Each morning, they wake up in their West Philadelphia homes surrounded by their families, and head to work at Hillel’s Falk Dining Commons. As workers with steady jobs who successfully led the charge to unionize dining hall workers on campus last year, the two say they are proud to hold respectable jobs - more than others in their neighborhood can say. Harris noted that some of his neighbors have criminal records, which make it difficult for them to find work. They are at risk of falling back into illegal activity. “The streets got no love for nobody,” Harris said.

Harris said success generates animosity in his community. “If you’re making more than your next-door neighbor ... they don’t like you,” he said. But instead of returning the hatred, Harris decided to partner with Wallace to change the lives of others in their community - with a food truck.

“Grassroots” is the name of the vegetarian kosher food truck that Harris and Wallace hope to create as a - literal - vehicle of change. They plan to launch the business this summer in the West Philadelphia area, when Falk Dining Commons is closed and they are off work. The pair plan to continue working at Penn during the school year.
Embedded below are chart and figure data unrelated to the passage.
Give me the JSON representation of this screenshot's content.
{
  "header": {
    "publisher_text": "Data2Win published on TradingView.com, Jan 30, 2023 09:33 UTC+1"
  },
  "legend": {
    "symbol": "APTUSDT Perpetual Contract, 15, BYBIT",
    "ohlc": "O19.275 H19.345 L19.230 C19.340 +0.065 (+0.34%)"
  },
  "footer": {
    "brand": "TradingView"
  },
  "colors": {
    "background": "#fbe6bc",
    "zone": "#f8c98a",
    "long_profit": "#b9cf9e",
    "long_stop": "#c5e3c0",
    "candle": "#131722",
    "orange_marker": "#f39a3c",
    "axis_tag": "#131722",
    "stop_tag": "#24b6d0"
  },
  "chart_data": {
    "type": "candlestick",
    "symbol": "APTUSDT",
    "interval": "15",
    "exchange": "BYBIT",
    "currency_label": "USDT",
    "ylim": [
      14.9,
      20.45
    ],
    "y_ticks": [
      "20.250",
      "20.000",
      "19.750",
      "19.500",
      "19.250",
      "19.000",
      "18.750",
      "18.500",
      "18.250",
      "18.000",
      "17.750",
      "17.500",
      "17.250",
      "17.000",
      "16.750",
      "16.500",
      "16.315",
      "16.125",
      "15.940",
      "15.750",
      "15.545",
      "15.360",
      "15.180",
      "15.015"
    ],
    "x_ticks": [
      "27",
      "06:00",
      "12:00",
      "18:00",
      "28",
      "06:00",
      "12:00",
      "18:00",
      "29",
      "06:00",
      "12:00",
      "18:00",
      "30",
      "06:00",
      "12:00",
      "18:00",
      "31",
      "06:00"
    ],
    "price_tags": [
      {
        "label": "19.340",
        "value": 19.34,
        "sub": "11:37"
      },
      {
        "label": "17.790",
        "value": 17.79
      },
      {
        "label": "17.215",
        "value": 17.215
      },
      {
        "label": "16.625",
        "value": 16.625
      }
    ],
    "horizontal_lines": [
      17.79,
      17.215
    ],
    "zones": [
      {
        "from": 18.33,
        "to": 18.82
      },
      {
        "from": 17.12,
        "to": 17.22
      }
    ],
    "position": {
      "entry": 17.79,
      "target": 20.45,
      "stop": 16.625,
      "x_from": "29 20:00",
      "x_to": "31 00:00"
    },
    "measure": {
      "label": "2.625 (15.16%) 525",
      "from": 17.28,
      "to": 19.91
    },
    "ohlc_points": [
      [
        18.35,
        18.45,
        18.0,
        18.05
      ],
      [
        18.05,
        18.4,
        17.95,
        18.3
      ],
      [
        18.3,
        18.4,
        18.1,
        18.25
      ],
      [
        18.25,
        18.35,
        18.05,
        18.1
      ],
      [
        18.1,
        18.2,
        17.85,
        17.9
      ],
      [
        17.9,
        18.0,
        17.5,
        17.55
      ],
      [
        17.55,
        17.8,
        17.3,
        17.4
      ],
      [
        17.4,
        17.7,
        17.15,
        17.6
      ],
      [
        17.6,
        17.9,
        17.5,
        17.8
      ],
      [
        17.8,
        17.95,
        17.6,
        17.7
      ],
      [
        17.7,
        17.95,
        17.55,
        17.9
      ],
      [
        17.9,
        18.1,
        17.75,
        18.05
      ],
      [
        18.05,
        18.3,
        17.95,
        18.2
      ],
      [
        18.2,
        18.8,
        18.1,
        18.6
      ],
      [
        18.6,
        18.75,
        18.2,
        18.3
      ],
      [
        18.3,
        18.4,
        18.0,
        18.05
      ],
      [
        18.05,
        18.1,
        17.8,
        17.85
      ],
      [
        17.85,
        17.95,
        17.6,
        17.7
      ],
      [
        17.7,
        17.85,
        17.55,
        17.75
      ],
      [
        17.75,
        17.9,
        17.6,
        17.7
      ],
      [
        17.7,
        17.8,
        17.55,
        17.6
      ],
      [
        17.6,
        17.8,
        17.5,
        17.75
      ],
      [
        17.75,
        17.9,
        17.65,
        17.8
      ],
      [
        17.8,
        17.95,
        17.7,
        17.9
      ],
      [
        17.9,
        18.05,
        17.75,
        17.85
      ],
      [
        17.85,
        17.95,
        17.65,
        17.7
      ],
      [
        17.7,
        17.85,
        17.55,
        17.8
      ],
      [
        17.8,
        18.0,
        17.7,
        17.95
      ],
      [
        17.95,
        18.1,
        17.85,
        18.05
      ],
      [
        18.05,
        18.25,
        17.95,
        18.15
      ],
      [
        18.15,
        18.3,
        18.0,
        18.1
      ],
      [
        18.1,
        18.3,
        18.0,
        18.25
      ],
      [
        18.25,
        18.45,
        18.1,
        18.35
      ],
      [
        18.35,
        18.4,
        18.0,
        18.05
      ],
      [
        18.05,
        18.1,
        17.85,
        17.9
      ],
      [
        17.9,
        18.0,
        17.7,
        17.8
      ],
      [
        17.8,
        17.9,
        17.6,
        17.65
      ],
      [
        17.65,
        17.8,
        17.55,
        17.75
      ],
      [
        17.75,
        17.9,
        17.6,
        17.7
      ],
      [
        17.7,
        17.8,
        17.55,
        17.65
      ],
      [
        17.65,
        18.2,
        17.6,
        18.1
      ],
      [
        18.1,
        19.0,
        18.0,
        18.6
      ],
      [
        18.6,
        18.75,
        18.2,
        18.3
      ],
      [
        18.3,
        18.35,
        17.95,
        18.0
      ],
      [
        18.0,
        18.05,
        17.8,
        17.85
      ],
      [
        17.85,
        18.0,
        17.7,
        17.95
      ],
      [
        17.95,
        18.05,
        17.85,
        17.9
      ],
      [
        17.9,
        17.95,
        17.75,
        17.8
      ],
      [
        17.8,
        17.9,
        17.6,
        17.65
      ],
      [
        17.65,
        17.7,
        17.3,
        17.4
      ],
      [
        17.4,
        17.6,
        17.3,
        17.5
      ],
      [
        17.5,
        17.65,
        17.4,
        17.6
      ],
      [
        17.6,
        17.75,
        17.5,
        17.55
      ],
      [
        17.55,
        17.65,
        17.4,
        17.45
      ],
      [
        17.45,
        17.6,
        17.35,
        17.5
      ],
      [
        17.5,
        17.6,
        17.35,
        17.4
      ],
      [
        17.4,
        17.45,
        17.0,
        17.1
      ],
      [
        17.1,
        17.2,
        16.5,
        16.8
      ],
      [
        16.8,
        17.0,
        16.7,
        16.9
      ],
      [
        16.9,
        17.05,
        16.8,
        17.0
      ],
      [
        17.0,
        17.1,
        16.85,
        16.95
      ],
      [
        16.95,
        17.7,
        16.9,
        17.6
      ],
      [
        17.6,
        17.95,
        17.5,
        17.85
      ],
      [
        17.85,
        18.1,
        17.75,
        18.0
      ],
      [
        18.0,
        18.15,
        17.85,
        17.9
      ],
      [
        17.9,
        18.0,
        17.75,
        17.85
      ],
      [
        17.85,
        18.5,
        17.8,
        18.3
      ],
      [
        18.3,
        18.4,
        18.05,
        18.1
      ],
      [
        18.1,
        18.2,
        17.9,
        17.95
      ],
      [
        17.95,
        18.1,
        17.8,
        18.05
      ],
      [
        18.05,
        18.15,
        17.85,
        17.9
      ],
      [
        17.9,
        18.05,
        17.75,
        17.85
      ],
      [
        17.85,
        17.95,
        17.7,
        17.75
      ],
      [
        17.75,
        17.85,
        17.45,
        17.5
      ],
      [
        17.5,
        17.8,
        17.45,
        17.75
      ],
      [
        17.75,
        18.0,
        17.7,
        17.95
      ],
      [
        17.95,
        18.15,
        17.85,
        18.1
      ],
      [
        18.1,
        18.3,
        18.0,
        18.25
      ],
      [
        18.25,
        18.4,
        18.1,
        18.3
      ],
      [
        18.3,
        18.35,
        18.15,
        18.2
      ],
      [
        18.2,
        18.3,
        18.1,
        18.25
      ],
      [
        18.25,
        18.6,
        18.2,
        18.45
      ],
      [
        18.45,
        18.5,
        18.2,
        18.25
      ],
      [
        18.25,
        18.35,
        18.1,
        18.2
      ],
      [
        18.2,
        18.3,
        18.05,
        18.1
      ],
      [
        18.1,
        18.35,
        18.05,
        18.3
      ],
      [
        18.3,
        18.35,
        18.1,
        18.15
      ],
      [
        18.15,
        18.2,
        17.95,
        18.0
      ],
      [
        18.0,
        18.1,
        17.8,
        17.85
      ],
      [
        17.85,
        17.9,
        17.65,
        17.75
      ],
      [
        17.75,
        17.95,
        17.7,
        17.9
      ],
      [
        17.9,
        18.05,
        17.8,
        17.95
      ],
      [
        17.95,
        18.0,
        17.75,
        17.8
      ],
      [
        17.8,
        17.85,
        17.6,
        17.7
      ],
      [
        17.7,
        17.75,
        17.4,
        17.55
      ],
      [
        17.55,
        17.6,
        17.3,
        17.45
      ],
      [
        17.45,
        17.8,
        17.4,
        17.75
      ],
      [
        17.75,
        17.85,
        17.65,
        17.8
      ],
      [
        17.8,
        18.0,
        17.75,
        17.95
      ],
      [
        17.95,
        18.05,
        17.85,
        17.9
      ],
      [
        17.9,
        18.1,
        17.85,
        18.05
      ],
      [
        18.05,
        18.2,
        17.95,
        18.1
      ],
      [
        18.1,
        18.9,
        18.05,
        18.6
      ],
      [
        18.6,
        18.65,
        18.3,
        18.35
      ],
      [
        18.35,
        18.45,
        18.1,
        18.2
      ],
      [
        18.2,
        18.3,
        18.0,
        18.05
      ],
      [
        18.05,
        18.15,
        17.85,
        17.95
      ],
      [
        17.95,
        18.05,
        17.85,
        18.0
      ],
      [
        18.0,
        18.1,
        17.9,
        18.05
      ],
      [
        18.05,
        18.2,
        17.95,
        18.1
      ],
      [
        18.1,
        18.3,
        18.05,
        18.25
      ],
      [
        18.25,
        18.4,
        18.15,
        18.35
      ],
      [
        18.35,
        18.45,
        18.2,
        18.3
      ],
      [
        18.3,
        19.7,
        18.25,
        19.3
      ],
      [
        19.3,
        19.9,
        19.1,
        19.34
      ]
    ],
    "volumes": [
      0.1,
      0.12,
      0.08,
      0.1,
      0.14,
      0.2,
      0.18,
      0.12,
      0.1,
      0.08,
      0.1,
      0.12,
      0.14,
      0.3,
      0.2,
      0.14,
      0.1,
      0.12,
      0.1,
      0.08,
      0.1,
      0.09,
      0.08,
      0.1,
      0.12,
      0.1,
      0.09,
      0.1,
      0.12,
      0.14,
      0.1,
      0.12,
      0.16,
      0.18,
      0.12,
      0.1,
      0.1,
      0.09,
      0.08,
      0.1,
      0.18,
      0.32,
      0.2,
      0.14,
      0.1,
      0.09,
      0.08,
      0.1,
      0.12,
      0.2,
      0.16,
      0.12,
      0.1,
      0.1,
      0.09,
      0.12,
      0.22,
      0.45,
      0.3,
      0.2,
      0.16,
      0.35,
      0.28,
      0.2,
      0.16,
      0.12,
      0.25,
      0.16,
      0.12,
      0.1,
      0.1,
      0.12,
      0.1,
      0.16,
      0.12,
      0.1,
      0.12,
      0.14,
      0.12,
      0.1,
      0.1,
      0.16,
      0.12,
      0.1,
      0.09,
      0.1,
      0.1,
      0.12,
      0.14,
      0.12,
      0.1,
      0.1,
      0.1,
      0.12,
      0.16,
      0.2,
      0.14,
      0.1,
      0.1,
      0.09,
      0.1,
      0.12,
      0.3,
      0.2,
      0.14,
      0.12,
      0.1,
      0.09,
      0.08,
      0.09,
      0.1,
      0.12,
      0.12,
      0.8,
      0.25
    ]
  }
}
College senior Eliana Machefsky helped the pair launch a crowdtilt page on March 1 to raise money to buy the food truck and fund the initial operating costs. The page tilts at $41,025.64, meaning that this amount must be reached by the page’s expiration date on April 7 in order for the money to be collected. So far, the page has raised over $15,000 and has a target goal of $70,000.
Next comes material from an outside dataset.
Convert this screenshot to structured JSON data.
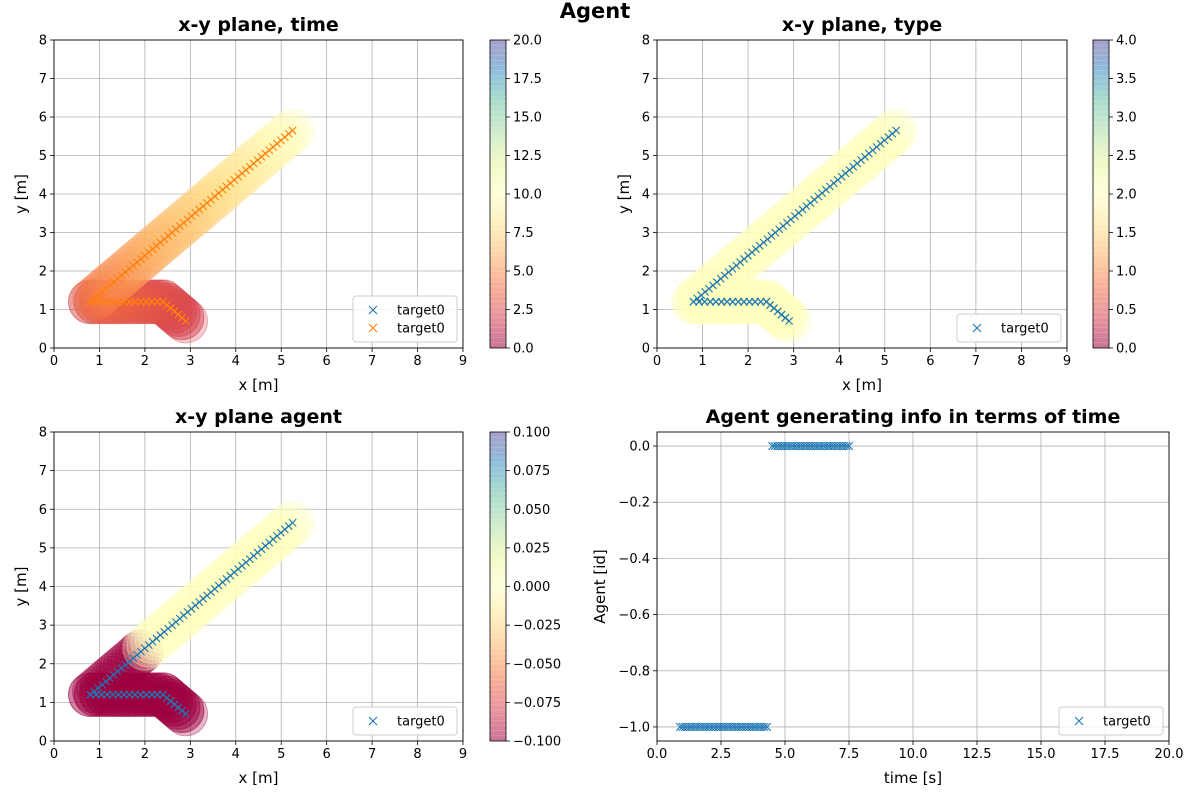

The project is two years in the making. “[We want to] do it slow so we won’t come out fast and say, ‘Okay we tried and it’s over,’” Harris said.

Harris and Wallace dreamed up the idea before they they joined Teamsters Local 929, hoping to find a way to make an honest, dignified living of their own. However, with the help of the Student Labor Action Project’s “Justice on the Menu” campaign, through which they renegotiated their contracts to become unionized workers last fall, they felt empowered and proud to hold good jobs that proved to their kids and community that hard work pays off.
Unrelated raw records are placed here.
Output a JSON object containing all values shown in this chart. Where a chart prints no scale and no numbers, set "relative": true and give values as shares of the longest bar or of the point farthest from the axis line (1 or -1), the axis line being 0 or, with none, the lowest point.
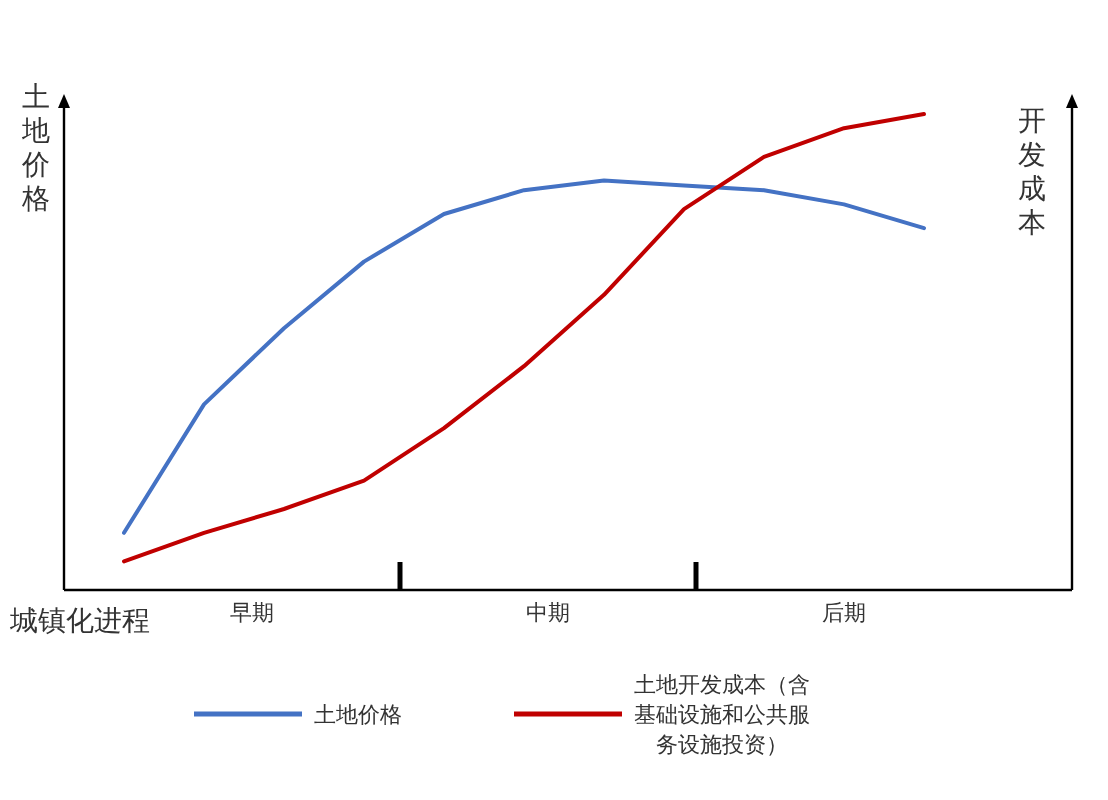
{
  "chart_data": {
    "type": "line",
    "relative": true,
    "xlabel": "城镇化进程",
    "ylabel": "土地价格",
    "y2label": "开发成本",
    "legend": "bottom",
    "categories": [
      null,
      null,
      null,
      null,
      null,
      null,
      null,
      null,
      null,
      null,
      null
    ],
    "annotations": [
      "早期",
      "中期",
      "后期"
    ],
    "series": [
      {
        "name": "土地价格",
        "color": "#4472c4",
        "values": [
          0.12,
          0.39,
          0.55,
          0.69,
          0.79,
          0.84,
          0.86,
          0.85,
          0.84,
          0.81,
          0.76
        ]
      },
      {
        "name": "土地开发成本（含基础设施和公共服务设施投资）",
        "color": "#c00000",
        "values": [
          0.06,
          0.12,
          0.17,
          0.23,
          0.34,
          0.47,
          0.62,
          0.8,
          0.91,
          0.97,
          1
        ]
      }
    ]
  }
}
“Look at me, I’m living proof,” Harris said. “I never stop striving.” Rather than working for a profit, they hope to create a “business on seeing a few good men work hard and do good things with it,” Harris said.

Grassroots will hire struggling men and women in their communities to help them get onto a steady path to success. Harris projected employing about 25 workers in the next two to three years, but said for now they will just hire one person to cover deliveries, and another to work the register. He has already talked to a few people from his community looking for work about the positions. He hopes that Grassroots will be a jumping off point for out of work people in his community, providing them with the necessary work experience and references to successfully apply for other jobs and launch a career.

High school-aged employees will also be required to go to school. “Show us what you’re doing to earn what you’re getting,” Harris explained as the philosophy behind this policy. He and Wallace plan to visit local schools themselves to spread the message of how it is possible for people of their background to earn an honest living, Wallace said.

“Hard work and dedication can do anything,” Wallace said. “We are living proof.”

Harris and Wallace worked with Consult for America, a student-run consulting group that works pro bono to help small local businesses in West Philadelphia. Grassroots was one of the first clients of CFA, so the team spent an entire year working on this project instead of the standard semester-long term they typically spend on cases, Wharton junior and CFA Co-Founder Samaira Sirajee said. During that time, the group surveyed students and local food trucks to evaluate the market, and also conducted a food tasting at a local Jewish fraternity house at the end of last semester, where their sandwiches and panini were the crowd’s favorites. CFA convinced Harris to make their food truck vegetarian, not just kosher, because they determined there was a better market for this type of food.

Sirajee has high hopes for the business, but was initially concerned about its funding. “We’re starting to find that piece that will make his dream into reality,” Sirajee said.